Para Aragón han vuelto los tiempos del déficit de inversión pública. Durante decenios, esta Comunidad hubo de conformarse con las migajas de los Presupuestos Generales del Estado. Y cuando parecía invertirse esta tendencia sólo era porque algunas infraestructuras (pongamos el AVE) se dejaban muchos kilómetros en nuestro territorio. Aunque su impacto positivo real fuese menor.

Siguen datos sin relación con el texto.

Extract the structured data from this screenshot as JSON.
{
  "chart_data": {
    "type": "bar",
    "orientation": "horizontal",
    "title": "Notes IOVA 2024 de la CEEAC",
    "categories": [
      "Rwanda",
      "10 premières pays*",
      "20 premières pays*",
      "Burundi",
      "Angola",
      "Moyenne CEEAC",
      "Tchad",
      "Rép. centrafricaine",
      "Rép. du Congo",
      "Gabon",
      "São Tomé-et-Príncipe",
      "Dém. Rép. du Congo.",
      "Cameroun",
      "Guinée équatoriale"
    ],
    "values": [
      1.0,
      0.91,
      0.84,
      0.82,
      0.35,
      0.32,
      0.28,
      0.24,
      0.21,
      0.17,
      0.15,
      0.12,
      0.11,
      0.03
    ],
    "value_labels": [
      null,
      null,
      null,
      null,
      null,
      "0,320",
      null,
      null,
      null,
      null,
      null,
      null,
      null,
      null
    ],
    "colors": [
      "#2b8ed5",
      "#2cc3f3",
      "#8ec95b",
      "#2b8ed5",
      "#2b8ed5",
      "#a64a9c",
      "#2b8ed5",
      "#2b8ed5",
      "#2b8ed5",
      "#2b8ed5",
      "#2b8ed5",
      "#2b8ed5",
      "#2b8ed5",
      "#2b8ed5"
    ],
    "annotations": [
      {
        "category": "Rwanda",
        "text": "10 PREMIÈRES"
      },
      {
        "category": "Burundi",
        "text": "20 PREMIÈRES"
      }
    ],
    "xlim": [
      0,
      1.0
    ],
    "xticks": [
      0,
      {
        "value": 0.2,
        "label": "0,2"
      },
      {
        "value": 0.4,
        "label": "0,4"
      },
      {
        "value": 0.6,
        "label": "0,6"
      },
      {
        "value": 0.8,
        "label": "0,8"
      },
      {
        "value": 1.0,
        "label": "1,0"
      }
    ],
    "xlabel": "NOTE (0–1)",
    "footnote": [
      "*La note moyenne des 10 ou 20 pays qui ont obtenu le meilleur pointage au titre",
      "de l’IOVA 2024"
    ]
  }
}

Esta reflexión viene siendo un clásico en el análisis de la realidad aragonesa del último medio siglo. Y se ha complementado con otra circunstancia no menos constatable: la perniciosa tendencia de los gobernantes y las élites sociales a utilizar el dinero que llegaba (cuando la Administración central se mostraba un poco más generosa) en proyectos costosos, absurdos, inútiles y sospechosos. Pero esa es otra historia, homologable con lo habido en los demás territorio de las Españas, con la salvedad, si acaso, del País Vasco. Porque allí sí existe una estrategia a medio y largo plazo asumida por gran parte de la ciudadanía y soportada sobre un régimen fiscal ad hoc y una gestión institucional bastante honesta y eficaz.

Aquí, nuestro mejor momento, nuestro único mejor momento en lo que a inversiones públicas se refiere, coincidió con la presidencia de Rodríguez Zapatero. Entonces Madrid pareció reparar en nuestra existencia y entender que era necesario reparar una injusticia de alcance histórico. El dinero llegó como nunca. Y puede ser que el citado llegara a a ser visto por muchos como un jefe de Gobierno nefasto, y que su imagen haya quedado vinculada al estallido de las burbujas (financiera e inmobiliaria) y el arranque de la crisis. Pero Aragón obtuvo de él algunas importantes satisfacciones.

Luego... lo de siempre. El PP parte de una lógica muy simple: los aragoneses, como el resto de la España interior, han de votar derecha de manera natural, sin contraprestaciones ni mejores tratos. Así, cuando Rajoy recibe al bueno de Aliaga, ya sabe que con dos palmaditas y algún paripé la Tierra Noble está servida. Y a otra cosa, mariposa.